「晴走雨読」 廣丸豪の読書日記

「晴走雨読」 廣丸豪の読書日記

廣丸豪(ひろまる・ごう)と言います。日々の読書生活や、気に入った本の感想などを気ままに綴ります。

読んだ本の数は10月もわずかに5冊、これはもう不調というより読書習慣を失くしてしまったか。

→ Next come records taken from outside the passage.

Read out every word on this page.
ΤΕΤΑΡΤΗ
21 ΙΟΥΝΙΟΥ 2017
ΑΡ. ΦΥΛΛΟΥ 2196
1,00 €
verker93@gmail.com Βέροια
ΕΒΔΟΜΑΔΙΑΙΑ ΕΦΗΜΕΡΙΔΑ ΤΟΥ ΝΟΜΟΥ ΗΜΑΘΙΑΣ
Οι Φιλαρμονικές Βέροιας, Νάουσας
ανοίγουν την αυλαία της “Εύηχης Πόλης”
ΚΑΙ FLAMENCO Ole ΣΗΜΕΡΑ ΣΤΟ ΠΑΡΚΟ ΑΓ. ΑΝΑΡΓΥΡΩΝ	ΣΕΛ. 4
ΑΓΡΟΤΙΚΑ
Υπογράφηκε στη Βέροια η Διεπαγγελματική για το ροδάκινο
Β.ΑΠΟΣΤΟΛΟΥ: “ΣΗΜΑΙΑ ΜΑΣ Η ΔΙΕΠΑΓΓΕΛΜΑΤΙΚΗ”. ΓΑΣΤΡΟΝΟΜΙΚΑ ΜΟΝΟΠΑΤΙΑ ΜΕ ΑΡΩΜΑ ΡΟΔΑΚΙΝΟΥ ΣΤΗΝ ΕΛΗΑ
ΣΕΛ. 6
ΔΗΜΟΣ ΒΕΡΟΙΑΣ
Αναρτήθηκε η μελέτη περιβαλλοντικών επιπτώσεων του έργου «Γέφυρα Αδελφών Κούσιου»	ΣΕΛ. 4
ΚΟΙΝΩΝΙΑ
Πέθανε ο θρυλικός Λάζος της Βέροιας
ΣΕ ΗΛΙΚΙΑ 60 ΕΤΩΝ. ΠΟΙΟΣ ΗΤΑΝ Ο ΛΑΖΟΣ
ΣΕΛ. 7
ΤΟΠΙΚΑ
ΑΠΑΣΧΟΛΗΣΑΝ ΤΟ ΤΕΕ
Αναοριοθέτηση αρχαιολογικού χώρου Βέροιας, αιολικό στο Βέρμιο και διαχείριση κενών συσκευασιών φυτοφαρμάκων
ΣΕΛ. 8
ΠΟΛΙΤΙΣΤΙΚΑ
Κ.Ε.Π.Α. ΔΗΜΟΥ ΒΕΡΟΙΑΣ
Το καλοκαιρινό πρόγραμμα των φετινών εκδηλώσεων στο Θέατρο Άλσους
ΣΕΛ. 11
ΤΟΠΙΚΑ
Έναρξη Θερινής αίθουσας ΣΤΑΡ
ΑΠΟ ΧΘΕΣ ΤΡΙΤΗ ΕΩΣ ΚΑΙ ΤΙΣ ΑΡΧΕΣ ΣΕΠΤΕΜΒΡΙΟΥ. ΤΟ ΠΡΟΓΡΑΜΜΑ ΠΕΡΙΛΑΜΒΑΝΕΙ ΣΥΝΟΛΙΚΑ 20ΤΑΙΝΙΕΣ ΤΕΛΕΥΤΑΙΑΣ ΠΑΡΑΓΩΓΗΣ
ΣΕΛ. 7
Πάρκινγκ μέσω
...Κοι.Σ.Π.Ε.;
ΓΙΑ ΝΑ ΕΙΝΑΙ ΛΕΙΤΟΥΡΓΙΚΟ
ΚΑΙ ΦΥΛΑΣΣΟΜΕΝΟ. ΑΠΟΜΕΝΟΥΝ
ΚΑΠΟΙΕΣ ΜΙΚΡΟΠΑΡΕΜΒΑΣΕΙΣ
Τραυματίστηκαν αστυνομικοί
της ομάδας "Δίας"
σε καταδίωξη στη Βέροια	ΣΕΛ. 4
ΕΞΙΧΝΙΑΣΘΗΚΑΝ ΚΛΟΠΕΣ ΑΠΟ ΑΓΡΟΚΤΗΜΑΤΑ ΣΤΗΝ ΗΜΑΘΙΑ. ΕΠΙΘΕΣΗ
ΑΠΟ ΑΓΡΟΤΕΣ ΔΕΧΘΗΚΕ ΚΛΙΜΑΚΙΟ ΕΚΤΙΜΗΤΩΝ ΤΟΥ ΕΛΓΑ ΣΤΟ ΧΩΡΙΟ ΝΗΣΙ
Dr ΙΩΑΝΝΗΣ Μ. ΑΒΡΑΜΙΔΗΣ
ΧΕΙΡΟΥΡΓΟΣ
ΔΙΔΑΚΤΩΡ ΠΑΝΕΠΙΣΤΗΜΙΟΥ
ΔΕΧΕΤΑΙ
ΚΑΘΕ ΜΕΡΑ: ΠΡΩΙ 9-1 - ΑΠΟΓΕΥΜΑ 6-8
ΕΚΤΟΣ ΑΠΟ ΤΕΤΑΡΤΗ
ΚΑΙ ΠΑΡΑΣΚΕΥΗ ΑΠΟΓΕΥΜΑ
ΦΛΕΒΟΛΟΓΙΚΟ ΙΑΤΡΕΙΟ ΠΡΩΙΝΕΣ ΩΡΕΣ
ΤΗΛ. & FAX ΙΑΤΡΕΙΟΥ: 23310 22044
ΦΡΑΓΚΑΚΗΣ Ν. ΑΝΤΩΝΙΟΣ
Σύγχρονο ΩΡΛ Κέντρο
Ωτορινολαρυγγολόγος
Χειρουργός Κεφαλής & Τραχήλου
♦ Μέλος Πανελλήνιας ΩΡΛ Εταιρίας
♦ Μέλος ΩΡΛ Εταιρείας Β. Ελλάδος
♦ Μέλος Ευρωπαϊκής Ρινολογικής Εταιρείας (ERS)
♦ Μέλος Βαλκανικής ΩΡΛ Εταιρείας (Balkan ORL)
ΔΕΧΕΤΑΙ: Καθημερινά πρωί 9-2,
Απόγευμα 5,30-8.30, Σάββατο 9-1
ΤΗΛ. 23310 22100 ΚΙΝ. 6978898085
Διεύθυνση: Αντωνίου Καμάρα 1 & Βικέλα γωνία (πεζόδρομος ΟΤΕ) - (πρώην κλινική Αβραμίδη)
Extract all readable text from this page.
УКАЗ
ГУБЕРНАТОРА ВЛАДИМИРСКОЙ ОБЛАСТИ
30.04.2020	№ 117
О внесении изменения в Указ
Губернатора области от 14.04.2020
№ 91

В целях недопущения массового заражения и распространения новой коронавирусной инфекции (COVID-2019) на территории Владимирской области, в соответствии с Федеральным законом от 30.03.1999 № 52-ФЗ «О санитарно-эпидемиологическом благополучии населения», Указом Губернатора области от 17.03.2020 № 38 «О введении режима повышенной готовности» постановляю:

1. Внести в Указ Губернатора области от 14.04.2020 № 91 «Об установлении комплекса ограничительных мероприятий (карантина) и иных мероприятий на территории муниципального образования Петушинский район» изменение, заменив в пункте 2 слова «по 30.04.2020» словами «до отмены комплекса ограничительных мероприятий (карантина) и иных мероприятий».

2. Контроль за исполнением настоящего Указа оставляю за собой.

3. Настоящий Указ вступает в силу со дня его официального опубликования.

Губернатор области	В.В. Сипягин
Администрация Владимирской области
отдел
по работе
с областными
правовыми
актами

こんなことが続くなら、このブログも意味ないなー、などと思いつつ。

◆普通の子(朝比奈 あすか)
これはもう衝撃、身につまされる本でした。自分自身、小学校時代にいじめの被害者にも加害者にもなったことがあるので。同窓会にも一切来ないし、被害者の人生がかなりつらいものになったであろうことは容易に想像がつくので、今はただ後悔しかない。

リアルすぎて、ページを繰る手が止まらなくなった。

◆DTOPIA (安堂 ホセ)
恋愛リアリティショーのお話だった。芥川賞らしくないテーマと思ったら、芥川賞らしいよくわからないお話だった。ミスユニバースの女性を巡って国の名前を冠して争う十人の男性、その中の一人の日本人、おまえと二人称で呼ばれるキーズが主人公。物語はその友人?のモモの視点で書かれる。中盤は恋愛リアリティショーそっちのけで金玉がどうしたとかの二人のグタグタな昔の関係の話。結局よくわからんかった。

◆嘘と隣人(芦沢 央)
芦沢さんは大好きな作家さん。今回も楽しみに手に取りました。退官した刑事が自分が昔係わった事件に関連した案件に遭遇、普通の人、意外な人が吐いた毒、真実にたどり着く。地味ながらダークな短編連作。

◆母の待つ里(浅田次郎)
毎年「新潮文庫の100冊」に選本される浅田さんの作品、でも今年のこの作品がいままでで一番おもしろかったかも。単純な人情ものではない、ひねりが効いている。都会の仕事人間の孤独と過疎化、厳戒集落の孤独、それをビジネスチャンスとするカード会社。最初は胡散臭い話と思ったが、カード会社の思惑を超えて生まれた母子の絆、良いお話でした。

◆人魚が逃げた(青山 美智子)
青山さんらしい短編連作。銀座の歩行者天国で逃げた人魚を探す王子という不思議なシチュエーションにそれぞれの人生が交錯する。ちょっと無理なんじゃと思うところもありながら、それなりに楽しく読めました。